Arguing that the right to be forgotten is an “important privacy option,” Consumer Watchdog’s complaint will say that although Google claims to be concerned about users’ privacy, it doesn’t offer people in the U.S. “the ability to make such a basic request.”
“Describing yourself as championing users’ privacy and not offering a key privacy tool—indeed one offered all across Europe—is deceptive behavior,” the document reads.
Unfair business practices are defined in the FTC Act as those that cause substantial injury to consumers that they cannot reasonably avoid themselves and that are not outweighed by other benefits.

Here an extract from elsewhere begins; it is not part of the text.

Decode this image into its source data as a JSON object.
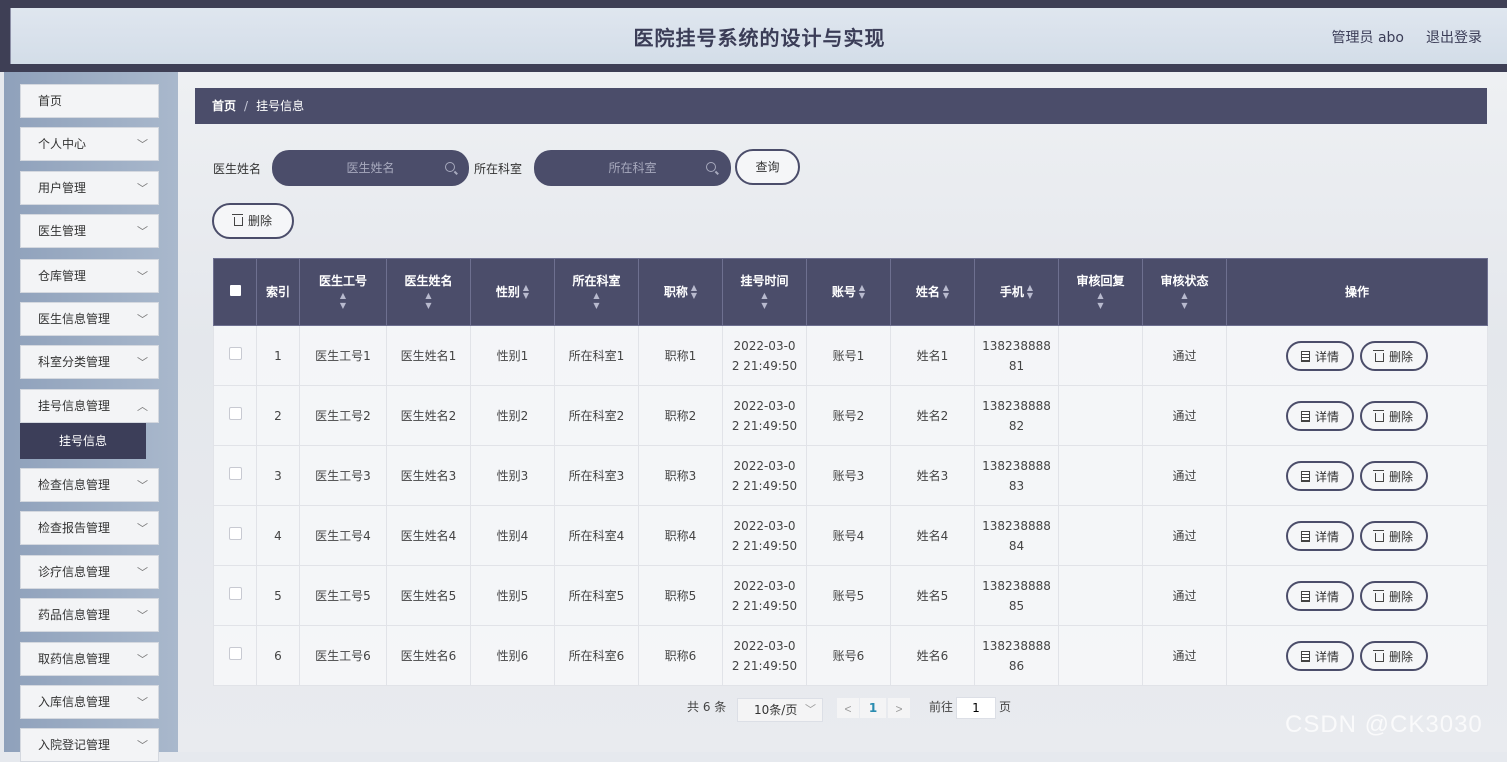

Before the Internet, it was difficult to track down records of the foolish things people did when they were young, Simpson said.
“This reality that our youthful indiscretions and embarrassments and other matters no longer relevant slipped from the general public’s consciousness is privacy by obscurity,” he said by email. “The Digital Age has ended that.
Everything—all our digital footprints—are instantly available with a few clicks on a computer or taps on a mobile device.”
A Google representative didn’t respond to a request for comment on bringing the right to be forgotten to the U.S.
Since launching as the Inside Google Project in late 2008. Consumer Watchdog’s Privacy Project has largely targeted Google, while paying significantly less attention to the privacy practices of several other Internet companies. Google representatives have questioned the impartiality of the group.
Under the EU’s right to be forgotten rules, residents of EU countries can ask search engines to delete links to information about them they find objectionable. The ruling, which went into effect in May 2014, does not require the information be deleted from the Internet, only that search engines not link to it.
The EU’s rule has been controversial, with some critics saying it amounts to censorship. “As a simple test, ask yourself whether this would be possible in the U.S. without a repeal or modification of the First Amendment—it would not,” Wikipedia founder Jimmy Wales said last year.
Google, the largest search engine, has granted about 41 percent of the right to be forgotten requests it has received in Europe. In several cases, Google has declined to remove links to news stories about criminal activity.
Google has managed right to be forgotten requests in Europe in a way that is not “burdensome” to the company, Consumer Watchdog said. Since the EU implemented the right to be forgotten rule, Google has received about 1 million requests to remove links from its search engine.
Google’s cost of reviewing requests should be part of its “reasonable cost of doing business as a search engine,” Simpson said. The rule should apply in the U.S. not only to Google, but to other search engines as well, he added.
Consumer Watchdog has focused on Google because it is “so dominant as a search engine,” Simpson said.
Consumer Watchdog is not attempting to bring strong EU privacy laws to the U.S., Simpson added. But real people are being “hurt” by Google’s failure to honor U.S. requests, he said.
“We’re not arguing that European laws should apply in the U.S.,” he said. “We’re saying that aggressively marketing yourself as being concerned about consumers’ privacy, but not offering a key privacy tool is deceptive.”